{-# LANGUAGE EmptyDataDecls, NoMonomorphismRestriction #-}
{-# LANGUAGE TypeFamilies #-}

-- | Context-free grammar with quantifiers
--
-- We extend CFG.hs to add quantified noun phrases
-- in the tradition of Montague
--
module Lambda.QCFG where

import Lambda.Semantics
import Lambda.CFG                              -- we shall re-use our earlier work

-- | Additional syntactic categories
--
data CN                                 -- Common noun
data QNP                                -- Quantified noun phrase

-- | We extend our earlier fragment with common nouns farmer and donkey,
-- and quantifiers everyone, someone, every farmer, a donkey, etc.
-- Since we added two new categories (CN and QNP), we need to add rules
-- to our CFG to be able to use the categories in derivations.
--
-- The numbers 4 and 5 are due to Montague
class (Symantics repr) => Quantifier repr where
  farmer   :: repr CN
  donkey   :: repr CN
  everyone :: repr QNP
  someone  :: repr QNP
  every    :: repr CN -> repr QNP
  a        :: repr CN -> repr QNP
  who      :: repr VP -> repr CN -> repr CN
  r5       :: repr TV -> repr QNP -> repr VP
  r4       :: repr QNP -> repr VP -> repr S

-- | Sample sentences (or, CFG derivations)
-- We stress that the inferred type of sen2-sen4
-- is S. So, these are the derivations of
-- complete sentences.
sen2 = r4 everyone (r2 like mary)

sen3 = r1 john (r5 like someone)

sen4 = r4 everyone (r5 like someone)

sen5 = r4 (every (who (r5 own (a donkey)) farmer)) (r5 like (a donkey))

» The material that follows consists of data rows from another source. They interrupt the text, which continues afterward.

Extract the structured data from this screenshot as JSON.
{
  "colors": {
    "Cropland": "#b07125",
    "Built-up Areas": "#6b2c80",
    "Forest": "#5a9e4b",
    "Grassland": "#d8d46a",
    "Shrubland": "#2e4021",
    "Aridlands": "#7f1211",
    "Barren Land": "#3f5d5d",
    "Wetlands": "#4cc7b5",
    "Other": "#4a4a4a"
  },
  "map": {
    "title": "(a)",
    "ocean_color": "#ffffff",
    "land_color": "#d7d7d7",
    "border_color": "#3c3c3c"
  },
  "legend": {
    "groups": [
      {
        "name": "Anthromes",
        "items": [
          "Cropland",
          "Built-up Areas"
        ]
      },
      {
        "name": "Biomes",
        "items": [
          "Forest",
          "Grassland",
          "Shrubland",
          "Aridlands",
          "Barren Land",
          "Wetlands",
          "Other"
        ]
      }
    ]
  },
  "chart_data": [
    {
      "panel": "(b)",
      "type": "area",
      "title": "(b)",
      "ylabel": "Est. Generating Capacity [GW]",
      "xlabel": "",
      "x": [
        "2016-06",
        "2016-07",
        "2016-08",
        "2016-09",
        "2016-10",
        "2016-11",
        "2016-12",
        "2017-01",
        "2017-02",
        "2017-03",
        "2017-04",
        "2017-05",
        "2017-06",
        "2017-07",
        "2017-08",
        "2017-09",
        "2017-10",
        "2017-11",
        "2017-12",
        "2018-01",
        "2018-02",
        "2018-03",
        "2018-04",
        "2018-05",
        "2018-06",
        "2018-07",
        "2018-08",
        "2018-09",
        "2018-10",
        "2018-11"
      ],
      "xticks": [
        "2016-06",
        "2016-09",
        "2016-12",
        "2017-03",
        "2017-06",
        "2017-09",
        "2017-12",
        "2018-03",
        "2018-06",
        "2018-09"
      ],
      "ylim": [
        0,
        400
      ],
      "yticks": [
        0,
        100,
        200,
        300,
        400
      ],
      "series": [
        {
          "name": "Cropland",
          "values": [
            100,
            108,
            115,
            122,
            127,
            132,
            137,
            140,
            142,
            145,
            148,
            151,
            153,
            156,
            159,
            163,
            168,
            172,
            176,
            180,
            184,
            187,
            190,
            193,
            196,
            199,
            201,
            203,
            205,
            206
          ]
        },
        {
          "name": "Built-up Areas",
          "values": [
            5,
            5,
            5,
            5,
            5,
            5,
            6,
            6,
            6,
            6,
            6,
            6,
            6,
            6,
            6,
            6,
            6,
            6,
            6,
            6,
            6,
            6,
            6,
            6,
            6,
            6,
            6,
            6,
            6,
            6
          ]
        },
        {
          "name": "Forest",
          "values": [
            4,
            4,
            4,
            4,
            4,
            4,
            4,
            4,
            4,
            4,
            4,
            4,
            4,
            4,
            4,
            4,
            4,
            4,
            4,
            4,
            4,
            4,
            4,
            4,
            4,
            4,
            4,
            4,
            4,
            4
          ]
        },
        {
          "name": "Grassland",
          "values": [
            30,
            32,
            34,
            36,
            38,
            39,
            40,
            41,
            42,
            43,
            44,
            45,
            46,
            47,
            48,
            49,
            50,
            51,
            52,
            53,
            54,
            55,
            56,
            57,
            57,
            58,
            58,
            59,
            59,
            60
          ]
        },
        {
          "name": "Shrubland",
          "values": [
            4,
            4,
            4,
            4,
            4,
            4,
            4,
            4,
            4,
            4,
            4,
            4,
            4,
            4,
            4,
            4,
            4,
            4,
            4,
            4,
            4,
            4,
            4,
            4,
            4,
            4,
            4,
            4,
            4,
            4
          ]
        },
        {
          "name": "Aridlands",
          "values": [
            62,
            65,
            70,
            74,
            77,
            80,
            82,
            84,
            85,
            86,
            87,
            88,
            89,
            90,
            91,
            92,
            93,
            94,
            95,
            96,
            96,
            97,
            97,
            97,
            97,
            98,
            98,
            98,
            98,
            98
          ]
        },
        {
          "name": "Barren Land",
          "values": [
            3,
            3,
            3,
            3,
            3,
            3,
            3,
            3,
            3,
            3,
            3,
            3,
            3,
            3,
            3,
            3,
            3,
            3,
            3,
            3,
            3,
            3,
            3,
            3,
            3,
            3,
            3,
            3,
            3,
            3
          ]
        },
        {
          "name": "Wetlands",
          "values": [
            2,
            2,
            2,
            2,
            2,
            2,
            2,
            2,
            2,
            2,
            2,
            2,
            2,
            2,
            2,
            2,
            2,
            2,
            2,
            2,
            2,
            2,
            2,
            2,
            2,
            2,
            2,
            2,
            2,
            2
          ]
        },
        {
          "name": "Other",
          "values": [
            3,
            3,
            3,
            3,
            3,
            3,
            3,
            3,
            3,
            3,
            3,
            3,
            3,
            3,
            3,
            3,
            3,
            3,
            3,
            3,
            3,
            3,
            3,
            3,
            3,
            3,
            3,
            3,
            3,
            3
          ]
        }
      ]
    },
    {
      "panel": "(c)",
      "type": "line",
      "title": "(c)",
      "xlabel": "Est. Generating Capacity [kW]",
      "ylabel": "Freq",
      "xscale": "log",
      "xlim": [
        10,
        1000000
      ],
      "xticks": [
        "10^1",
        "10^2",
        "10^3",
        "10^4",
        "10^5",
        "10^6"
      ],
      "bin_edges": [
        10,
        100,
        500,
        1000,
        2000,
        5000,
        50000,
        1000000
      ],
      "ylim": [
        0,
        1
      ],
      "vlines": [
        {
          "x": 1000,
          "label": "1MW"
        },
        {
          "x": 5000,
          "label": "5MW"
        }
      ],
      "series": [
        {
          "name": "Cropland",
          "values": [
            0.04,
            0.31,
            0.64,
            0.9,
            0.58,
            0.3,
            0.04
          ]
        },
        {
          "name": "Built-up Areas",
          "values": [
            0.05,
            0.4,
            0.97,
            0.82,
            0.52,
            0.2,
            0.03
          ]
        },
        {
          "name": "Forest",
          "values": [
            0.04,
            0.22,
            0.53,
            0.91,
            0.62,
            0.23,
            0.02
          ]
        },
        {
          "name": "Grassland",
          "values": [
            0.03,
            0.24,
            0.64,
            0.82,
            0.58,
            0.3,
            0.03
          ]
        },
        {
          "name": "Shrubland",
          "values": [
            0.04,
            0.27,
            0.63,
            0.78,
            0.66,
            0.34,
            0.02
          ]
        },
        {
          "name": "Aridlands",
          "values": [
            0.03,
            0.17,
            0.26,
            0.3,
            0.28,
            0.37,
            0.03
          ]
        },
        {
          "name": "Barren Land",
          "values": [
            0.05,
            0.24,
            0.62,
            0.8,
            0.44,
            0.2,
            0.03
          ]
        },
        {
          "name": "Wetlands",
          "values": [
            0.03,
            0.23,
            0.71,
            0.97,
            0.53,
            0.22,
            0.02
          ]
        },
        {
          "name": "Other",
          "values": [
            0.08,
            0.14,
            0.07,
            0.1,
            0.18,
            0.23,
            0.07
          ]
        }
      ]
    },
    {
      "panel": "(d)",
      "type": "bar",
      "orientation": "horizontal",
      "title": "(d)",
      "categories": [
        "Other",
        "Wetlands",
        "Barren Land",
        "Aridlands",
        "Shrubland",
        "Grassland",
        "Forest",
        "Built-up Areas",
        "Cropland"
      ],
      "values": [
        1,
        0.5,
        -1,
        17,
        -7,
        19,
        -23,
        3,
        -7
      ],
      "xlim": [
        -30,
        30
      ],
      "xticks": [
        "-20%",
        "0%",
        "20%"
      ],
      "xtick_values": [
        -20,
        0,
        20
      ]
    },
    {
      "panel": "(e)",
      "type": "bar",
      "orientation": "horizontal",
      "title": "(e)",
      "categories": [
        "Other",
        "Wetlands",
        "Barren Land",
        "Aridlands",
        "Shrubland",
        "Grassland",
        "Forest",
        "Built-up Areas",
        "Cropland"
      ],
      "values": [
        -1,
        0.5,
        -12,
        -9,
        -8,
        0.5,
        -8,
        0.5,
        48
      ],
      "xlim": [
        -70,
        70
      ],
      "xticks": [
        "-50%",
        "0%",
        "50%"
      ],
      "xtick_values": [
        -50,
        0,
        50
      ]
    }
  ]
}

-- | We extend our EN interpreter (interpreter of
-- derivations as English phrases) to deal
-- with QNP.
instance Quantifier EN where
  farmer            = EN "farmer"
  donkey            = EN "donkey"
  everyone          = EN "everyone"
  someone           = EN "someone"
  every (EN n)      = EN ("every " ++ n)
  a     (EN n)      = EN ("a " ++ n)
  who (EN r) (EN q) = EN (q ++ " who " ++ r)
  r5 (EN f) (EN x)  = EN (f ++ " " ++ x)
  r4 (EN x) (EN f)  = EN (x ++ " " ++ f)

-- | We can now see the English sentences that
-- correspond to the derivations sen2-sen4.
sen2_en = sen2 :: EN S
sen3_en = sen3 :: EN S
sen4_en = sen4 :: EN S
sen5_en = sen5 :: EN S

-- | We also extend the semantics interpreter:
-- the interpreter of a derivation into a
-- formula of STT, or Lambda-calculus.
--
-- We add the interpretation of the categories CN and QNP,
-- following Montague
type instance Tr CN  = Entity -> Bool
type instance Tr QNP = (Entity -> Bool) -> Bool

instance (Lambda lrepr) => Quantifier (Sem lrepr) where
  farmer                = Sem farmer'
  donkey                = Sem donkey'
  everyone              = Sem forall
  someone               = Sem exists
  every (Sem cn)        = Sem (forall_ cn)
  a     (Sem cn)        = Sem (exists_ cn)
  who (Sem r) (Sem q)   = Sem (lam (\x -> conj (app q x) (app r x)))
  r5 (Sem tv) (Sem qnp) = Sem (lam (\s -> app qnp
                              (lam (\o -> app (app tv o) s))))
  r4 (Sem qnp) (Sem vp) = Sem (app qnp vp)

-- | We can see the semantic yield of our derivations,
-- but the formulas are not reduced!
--
sen2_sem = sen2 :: Sem C S
sen3_sem = sen3 :: Sem C S
sen4_sem = sen4 :: Sem C S
sen5_sem = sen5 :: Sem C S

-- | the shown result of sen3_sem is a formula with 
-- an apparent beta-redex. The formula can be simplified
-- (reduced) so it reads better. That's why we need the
-- partial evaluator.
sen3_semp = sen3 :: Sem (P C) S
sen5_semp = sen5 :: Sem (P C) S

-- The shown result of sen4_sem shows the linear reading
-- (linear reading) of the quantifiers?
-- How to get an inverse reading? Montague shown
-- a general approach: see QHCFG.hs